Subnational governments also imposed checks on the actions of the far-right federal administration. Governors from different ideological orientations adopted effective measures against the pandemic despite the negationist orientations of Bolsonaro’s government. The beginning of mass vaccination itself can be interpreted as an indirect outcome of the action of subnational governments. While trying to reshape his political image (strongly associated with Bolsonaro in the 2018 elections), the former governor of São Paulo João Doria (PSDB) supported the development of vaccines by the renowned Brazilian scientific institution Instituto Butantan, pushing the far-right president to buy and distribute them once Doria was his putative adversary in the 2022 presidential elections.

Nevertheless, in a possible second term in office, Bolsonaro might have a chance to act without many of those institutional controls. One of the most important outcomes of the first round of the 2022 elections was the sharp decrease of the traditional center-right parties in Brazil. PSDB, once was the strongest adversary of PT in the federal level, has elected only 13 out of 513 members of the lower house. It has also lost a 28-year control over the most populated state in Brazil, São Paulo. Far-right politicians have largely assumed the positions that were once controlled by center-right parties. In the Senate, five former ministers of Bolsonaro’s government (including Moro), as well as his former vice-president, were elected. Governors aligned with Bolsonaro were also elected such as in Rio de Janeiro and others have good prospects of victory in many other states, including São Paulo.

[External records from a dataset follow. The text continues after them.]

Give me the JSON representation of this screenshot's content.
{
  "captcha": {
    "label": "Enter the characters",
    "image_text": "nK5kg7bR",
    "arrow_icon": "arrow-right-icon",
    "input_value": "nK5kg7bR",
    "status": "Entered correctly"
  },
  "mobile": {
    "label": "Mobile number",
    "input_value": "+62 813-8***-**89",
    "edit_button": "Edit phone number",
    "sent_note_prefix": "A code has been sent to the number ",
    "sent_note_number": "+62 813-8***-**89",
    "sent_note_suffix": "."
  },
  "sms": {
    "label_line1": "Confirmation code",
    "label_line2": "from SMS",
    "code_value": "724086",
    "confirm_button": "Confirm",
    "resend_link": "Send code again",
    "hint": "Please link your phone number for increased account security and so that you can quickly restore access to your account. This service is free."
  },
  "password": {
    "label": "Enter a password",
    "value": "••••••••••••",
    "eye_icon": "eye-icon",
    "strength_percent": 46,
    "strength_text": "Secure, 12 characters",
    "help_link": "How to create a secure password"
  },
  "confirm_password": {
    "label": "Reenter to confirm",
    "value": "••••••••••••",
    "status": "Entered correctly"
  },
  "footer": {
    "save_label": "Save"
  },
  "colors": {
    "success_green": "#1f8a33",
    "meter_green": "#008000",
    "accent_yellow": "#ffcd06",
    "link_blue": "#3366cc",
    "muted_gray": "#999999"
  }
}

In the judiciary, during his first term, Bolsonaro appointed two conservative judges among the eleven that form the country’s Supreme Court, including the “terribly evangelical” André Mendonça. A second term would grant him the ability to nominate two other judges. Nevertheless, many fear that with a favorable composition of the Congress, Bolsonaro might propose to increase the number of STF judges to reach a majority of ultraconservative members. Although the far-right president has denied this intention during his campaign, the constant attacks to the country’s Supreme Court voiced by Bolsonaro throughout his presideny send a very different message.

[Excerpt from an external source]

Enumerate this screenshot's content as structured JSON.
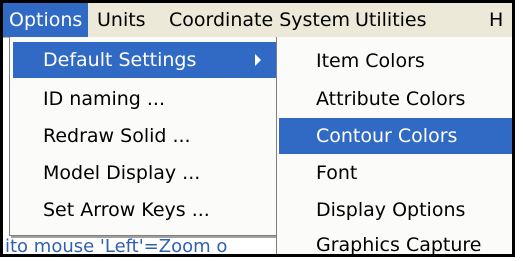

If the founders of contemporary representative systems are correct and “checks and balances” lie at the heart of a functioning democracy, we should worry about next Sunday’s elections in Brazil. A second term in the current scenario could enable Bolsonaro to implement his authoritarian project without the supervision of many institutional actors that curbed his powers during the past years. Sunday’s elections might not only define the Brazilian federal government during the next four years, but also lead the country’s de-democratization march past a point of no return.